My “apology tour” was causing me to feel guilty. It was causing self-hatred and shame. So I stopped apologizing. I started saying “thank you” instead.
I Show Appreciation
I’m thankful for the people around me so I say “thank you” instead of “sorry”. I thank my husband for the support. I thank my friends for being patient. I thank my family for being there. I thank my nail artist for making my nails look wonderful. I thank the bookstore for keeping my order on hold. I thank my blog audience for reading by posts.
I show appreciation in lieu of guilt. It makes me feel better. It shows other people that I appreciate them. It’s a win-win situation.
I also appreciate myself – although, it’s a work in progress. I take care of myself. I take time to do things that I enjoy. I take time for self-care. When I take care of myself, I feel worthy. It helps remind me that I matter. It helps me realize that I’m enough.
Curtain Call
You may be wondering: “why would she share this ugliness?” I share because someone like me might read this, and I want them to know that they are not alone.
If you are like me, and you are reading this — Promise me that you will not give up.

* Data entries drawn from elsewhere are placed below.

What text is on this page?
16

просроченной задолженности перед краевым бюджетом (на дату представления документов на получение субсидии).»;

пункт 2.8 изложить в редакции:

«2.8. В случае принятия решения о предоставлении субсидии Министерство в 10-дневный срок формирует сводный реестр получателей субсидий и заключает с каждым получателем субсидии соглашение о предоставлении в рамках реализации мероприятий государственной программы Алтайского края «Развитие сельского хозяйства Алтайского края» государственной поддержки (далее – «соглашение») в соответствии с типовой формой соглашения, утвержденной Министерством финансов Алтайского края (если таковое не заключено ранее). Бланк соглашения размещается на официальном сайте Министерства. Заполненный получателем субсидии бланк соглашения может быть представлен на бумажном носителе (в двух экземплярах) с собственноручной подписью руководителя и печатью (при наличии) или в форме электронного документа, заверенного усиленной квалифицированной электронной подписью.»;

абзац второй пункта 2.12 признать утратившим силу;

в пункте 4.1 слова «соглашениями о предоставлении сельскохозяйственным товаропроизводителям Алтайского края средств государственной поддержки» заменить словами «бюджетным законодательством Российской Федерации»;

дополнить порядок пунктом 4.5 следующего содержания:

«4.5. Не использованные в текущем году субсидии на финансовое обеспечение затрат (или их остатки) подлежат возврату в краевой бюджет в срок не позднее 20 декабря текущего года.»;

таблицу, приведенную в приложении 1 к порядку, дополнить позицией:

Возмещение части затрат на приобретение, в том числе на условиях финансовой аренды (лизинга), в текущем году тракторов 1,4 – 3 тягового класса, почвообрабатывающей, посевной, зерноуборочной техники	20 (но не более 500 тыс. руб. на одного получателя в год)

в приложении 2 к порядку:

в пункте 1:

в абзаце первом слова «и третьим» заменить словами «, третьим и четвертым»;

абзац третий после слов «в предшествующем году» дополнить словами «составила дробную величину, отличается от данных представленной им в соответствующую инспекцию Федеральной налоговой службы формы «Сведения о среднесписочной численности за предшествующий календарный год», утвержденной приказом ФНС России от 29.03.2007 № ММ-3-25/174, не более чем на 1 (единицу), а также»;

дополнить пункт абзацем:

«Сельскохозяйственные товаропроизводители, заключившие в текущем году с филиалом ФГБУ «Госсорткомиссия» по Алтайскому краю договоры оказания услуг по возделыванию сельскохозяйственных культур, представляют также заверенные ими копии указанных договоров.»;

So much can change in a day. So much can change overnight. Depression and goodness ebbs and flows. If today is tough, hold on. There is amazing potential that tomorrow might be better. You are not alone.
If you are struggling, reach out and ask for help. Call a helpline. Go to the doctor. Talk to a friend. There is strength in asking for help. There is strength in support. You are worth it. You are spectacular.